Historical note and terminology

Knowledge regarding intracranial infections has significantly evolved over the past two centuries. Bacterial meningitis was first described by Vieusseaux in 1805 as "epidemic cerebrospinal fever," with meningococcus later isolated from the cerebrospinal fluid (CSF) by Weichselbaum in 1887. Treatment advances were revolutionary, with the report of the effectivity of sulphonamides in 1932 (56) and penicillin in the 1940s, dramatically improving survival rates (54).
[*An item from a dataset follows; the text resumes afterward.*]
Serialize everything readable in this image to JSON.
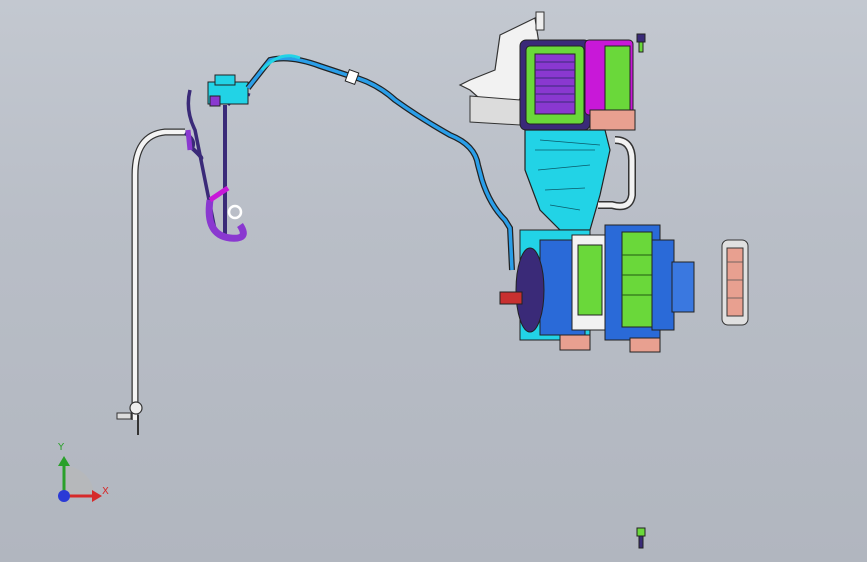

Diagnostic techniques advanced with the introduction of lumbar puncture by Quinke, enabling better characterization of both bacterial and viral infections. Later in 1925, Wallgren coined the term “aseptic meningitis” to describe self-limiting viral variants characterized by headache. Despite the growing evidence, the clinical examination for meningeal inflammation still relies on signs described by Kernig (1882) and Brudzinski (1909), which remain important elements of the neurologic evaluation for suspected cases.